At which point Lynette joined them and took Owen from his father’s grasp. “He is excited enough already, Gabriel. I am going to take him to the nursery now.”
“Before you go, Lynette,” the duke intervened. “Have you had time for a thorough discussion of art with Beatrice?”
“There is not enough time in the world to do that, Duke, but they will be coming south on their wedding trip and I plan to let Gabriel and Jess go fishing with the boys. Then Beatrice and I can discuss art all day long. I gave them a cut-paper transparency of Havenhall as a wedding gift. They seemed delighted with it.”
The three watched her walk away with the children. “Do you think she will ever relax enough to call me by name?” the duke asked diffidently.
“You are Lynford and she is Lynette. She says two Lyns in the family are one too many. I think she considers ‘Duke’ your given name. At least she has abandoned the curtsy and ‘Your Grace.’ Besides,” Gabriel finished with a smile, “she has many names for you whenever you tell us that you are not going to support her latest charity.”
The duke raised his eyebrows but did not ask for more.
“Look at Olivia,” Elena said. “She would so much rather be in the kitchen.”

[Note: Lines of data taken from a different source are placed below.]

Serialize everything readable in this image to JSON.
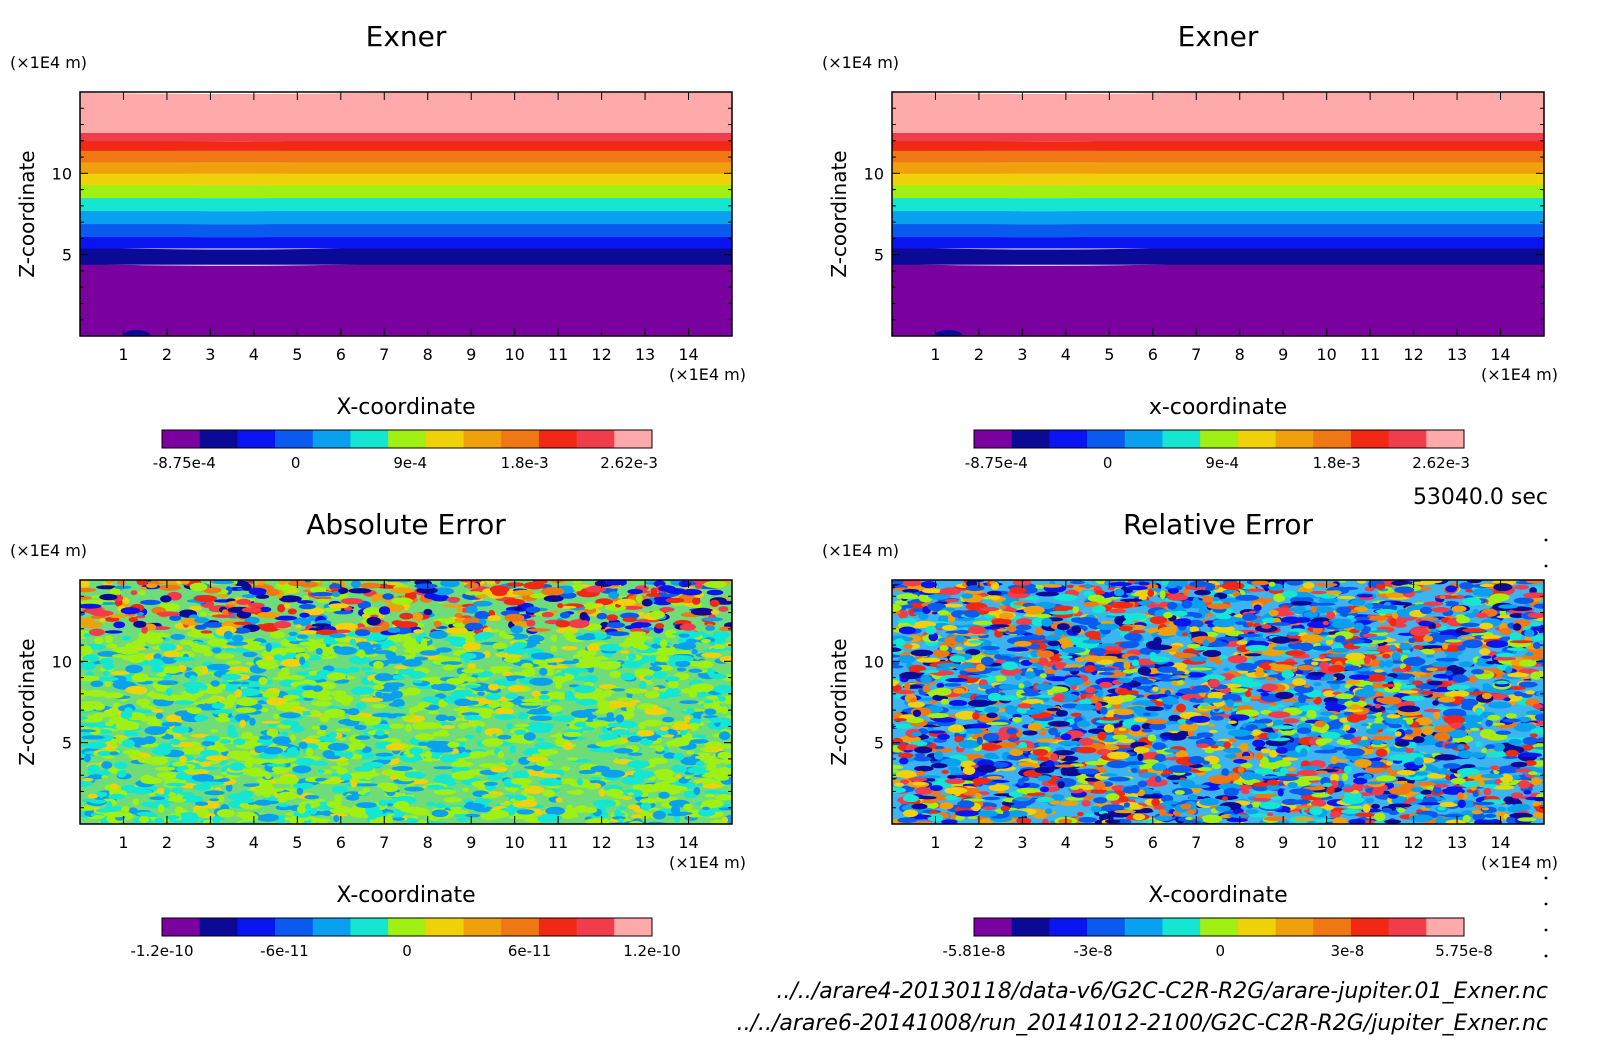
{
  "figure": {
    "time_label": "53040.0 sec",
    "file_lines": [
      "../../arare4-20130118/data-v6/G2C-C2R-R2G/arare-jupiter.01_Exner.nc",
      "../../arare6-20141008/run_20141012-2100/G2C-C2R-R2G/jupiter_Exner.nc"
    ]
  },
  "palette": [
    "#7b00a0",
    "#0a0a96",
    "#0a14f0",
    "#0a5af0",
    "#0aa0f0",
    "#14e6d2",
    "#a0f014",
    "#f0d20a",
    "#f0a00a",
    "#f07814",
    "#f02814",
    "#f03c4b",
    "#ffaaaa"
  ],
  "chart_data": [
    {
      "id": "exner-a",
      "type": "heatmap",
      "title": "Exner",
      "xlabel": "X-coordinate",
      "ylabel": "Z-coordinate",
      "x_unit": "(×1E4 m)",
      "y_unit": "(×1E4 m)",
      "xlim": [
        0,
        15
      ],
      "ylim": [
        0,
        15
      ],
      "x_ticks": [
        1,
        2,
        3,
        4,
        5,
        6,
        7,
        8,
        9,
        10,
        11,
        12,
        13,
        14
      ],
      "y_ticks": [
        5,
        10
      ],
      "pattern": "layered",
      "colorbar": {
        "min": -0.00105,
        "max": 0.0028,
        "labels": [
          {
            "value": -0.000875,
            "text": "-8.75e-4"
          },
          {
            "value": 0,
            "text": "0"
          },
          {
            "value": 0.0009,
            "text": "9e-4"
          },
          {
            "value": 0.0018,
            "text": "1.8e-3"
          },
          {
            "value": 0.00262,
            "text": "2.62e-3"
          }
        ]
      },
      "level_boundaries_z": [
        4.5,
        5.5,
        6.2,
        7.0,
        7.8,
        8.6,
        9.4,
        10.1,
        10.8,
        11.5,
        12.1,
        12.6
      ]
    },
    {
      "id": "exner-b",
      "type": "heatmap",
      "title": "Exner",
      "xlabel": "x-coordinate",
      "ylabel": "Z-coordinate",
      "x_unit": "(×1E4 m)",
      "y_unit": "(×1E4 m)",
      "xlim": [
        0,
        15
      ],
      "ylim": [
        0,
        15
      ],
      "x_ticks": [
        1,
        2,
        3,
        4,
        5,
        6,
        7,
        8,
        9,
        10,
        11,
        12,
        13,
        14
      ],
      "y_ticks": [
        5,
        10
      ],
      "pattern": "layered",
      "colorbar": {
        "min": -0.00105,
        "max": 0.0028,
        "labels": [
          {
            "value": -0.000875,
            "text": "-8.75e-4"
          },
          {
            "value": 0,
            "text": "0"
          },
          {
            "value": 0.0009,
            "text": "9e-4"
          },
          {
            "value": 0.0018,
            "text": "1.8e-3"
          },
          {
            "value": 0.00262,
            "text": "2.62e-3"
          }
        ]
      },
      "level_boundaries_z": [
        4.5,
        5.5,
        6.2,
        7.0,
        7.8,
        8.6,
        9.4,
        10.1,
        10.8,
        11.5,
        12.1,
        12.6
      ]
    },
    {
      "id": "abs-err",
      "type": "heatmap",
      "title": "Absolute Error",
      "xlabel": "X-coordinate",
      "ylabel": "Z-coordinate",
      "x_unit": "(×1E4 m)",
      "y_unit": "(×1E4 m)",
      "xlim": [
        0,
        15
      ],
      "ylim": [
        0,
        15
      ],
      "x_ticks": [
        1,
        2,
        3,
        4,
        5,
        6,
        7,
        8,
        9,
        10,
        11,
        12,
        13,
        14
      ],
      "y_ticks": [
        5,
        10
      ],
      "pattern": "noise-abs",
      "colorbar": {
        "min": -1.2e-10,
        "max": 1.2e-10,
        "labels": [
          {
            "value": -1.2e-10,
            "text": "-1.2e-10"
          },
          {
            "value": -6e-11,
            "text": "-6e-11"
          },
          {
            "value": 0,
            "text": "0"
          },
          {
            "value": 6e-11,
            "text": "6e-11"
          },
          {
            "value": 1.2e-10,
            "text": "1.2e-10"
          }
        ]
      }
    },
    {
      "id": "rel-err",
      "type": "heatmap",
      "title": "Relative Error",
      "xlabel": "X-coordinate",
      "ylabel": "Z-coordinate",
      "x_unit": "(×1E4 m)",
      "y_unit": "(×1E4 m)",
      "xlim": [
        0,
        15
      ],
      "ylim": [
        0,
        15
      ],
      "x_ticks": [
        1,
        2,
        3,
        4,
        5,
        6,
        7,
        8,
        9,
        10,
        11,
        12,
        13,
        14
      ],
      "y_ticks": [
        5,
        10
      ],
      "pattern": "noise-rel",
      "colorbar": {
        "min": -5.81e-08,
        "max": 5.75e-08,
        "labels": [
          {
            "value": -5.81e-08,
            "text": "-5.81e-8"
          },
          {
            "value": -3e-08,
            "text": "-3e-8"
          },
          {
            "value": 0,
            "text": "0"
          },
          {
            "value": 3e-08,
            "text": "3e-8"
          },
          {
            "value": 5.75e-08,
            "text": "5.75e-8"
          }
        ]
      }
    }
  ]
}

It was as though Olivia had heard them. She came back from whatever interior thought had held her and walked over to them. “Do you think the apples at breakfast were sufficiently sweet or did they need more sugar?”

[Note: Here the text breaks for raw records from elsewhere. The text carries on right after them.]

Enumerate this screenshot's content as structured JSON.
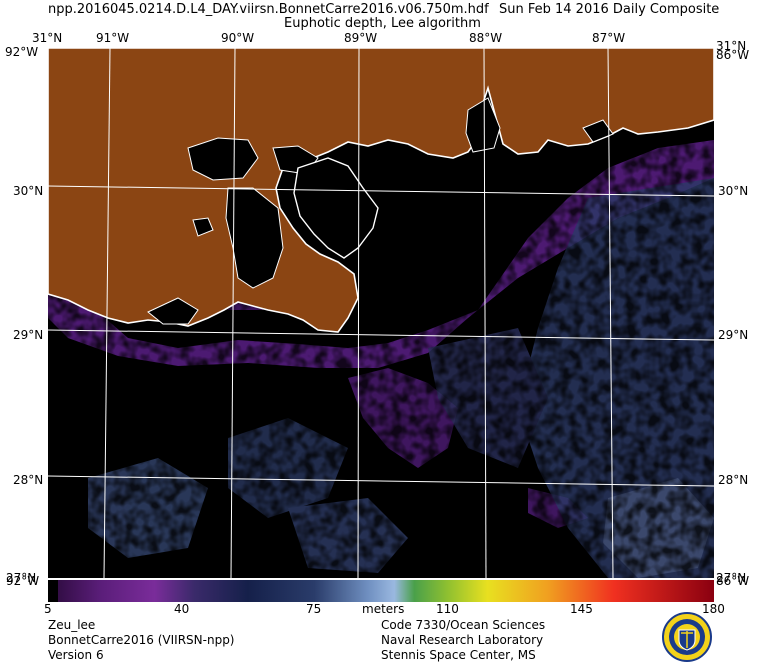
{
  "header": {
    "filename": "npp.2016045.0214.D.L4_DAY.viirsn.BonnetCarre2016.v06.750m.hdf",
    "date": "Sun Feb 14 2016 Daily Composite",
    "product": "Euphotic depth, Lee algorithm"
  },
  "map": {
    "lon_labels": [
      "91°W",
      "90°W",
      "89°W",
      "88°W",
      "87°W"
    ],
    "lat_labels": [
      "30°N",
      "29°N",
      "28°N"
    ],
    "corner_top_left": "31°N",
    "corner_top_right": "31°N",
    "corner_bottom_left": "27°N",
    "corner_bottom_right": "27°N",
    "edge_lon_left": "92°W",
    "edge_lon_right": "86°W",
    "land_color": "#8b4513",
    "water_color": "#000000",
    "coast_color": "#ffffff",
    "grid_color": "#ffffff"
  },
  "colorbar": {
    "ticks": [
      "5",
      "40",
      "75",
      "110",
      "145",
      "180"
    ],
    "unit": "meters",
    "range": [
      5,
      180
    ]
  },
  "footer": {
    "left": [
      "Zeu_lee",
      "BonnetCarre2016 (VIIRSN-npp)",
      "Version 6"
    ],
    "right": [
      "Code 7330/Ocean Sciences",
      "Naval Research Laboratory",
      "Stennis Space Center, MS"
    ]
  }
}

“Apples? Those were apples?” Gabriel said, trying for a straight face.
Olivia punched her brother in the arm and went on. “I am determined to come up with a way to prepare salmon that Beatrice will like.”
“An admirable goal, my dear,” the duke said, just as Annie Blackwood came over.

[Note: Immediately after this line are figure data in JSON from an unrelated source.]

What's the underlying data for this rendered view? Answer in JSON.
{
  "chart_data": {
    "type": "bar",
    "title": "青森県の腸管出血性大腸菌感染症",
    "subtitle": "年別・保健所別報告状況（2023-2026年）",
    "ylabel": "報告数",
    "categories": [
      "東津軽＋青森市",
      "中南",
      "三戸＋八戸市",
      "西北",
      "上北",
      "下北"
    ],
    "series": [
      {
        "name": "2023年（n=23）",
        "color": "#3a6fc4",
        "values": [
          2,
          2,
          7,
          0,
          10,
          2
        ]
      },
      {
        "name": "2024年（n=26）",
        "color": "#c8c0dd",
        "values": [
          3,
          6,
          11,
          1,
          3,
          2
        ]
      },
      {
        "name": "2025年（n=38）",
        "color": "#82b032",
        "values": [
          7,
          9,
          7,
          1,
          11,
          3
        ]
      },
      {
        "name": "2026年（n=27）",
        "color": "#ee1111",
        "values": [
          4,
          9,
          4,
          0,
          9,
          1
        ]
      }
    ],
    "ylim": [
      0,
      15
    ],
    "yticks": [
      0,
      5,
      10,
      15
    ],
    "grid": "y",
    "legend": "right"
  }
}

“Lollie,” she began, “I am going to take the boys upstairs to the nursery. The night is awful and the wedding is first thing in the morning. They can stay here tonight. All right?”
“What a good idea. I’ll help you. Where is Michael? He promised to show Gabriel’s children some magic tricks if they behaved.”
“And you call that behaving?” Annie asked, just as two boys nearly toppled a bust on a stand.
“I do indeed,” Olivia said without pause. “The statue did not fall and no one was injured.”
Olivia and Annie went to collect the children, leaving the duke and his duchess alone again.
Elena leaned close to her husband and whispered, “Look at Mia. She is saying something for David alone. You know he is going to give her one of those chastening looks and she is going to do nothing but laugh at him, which will make him laugh in turn. I have never known a couple who could make bickering seem romantic.”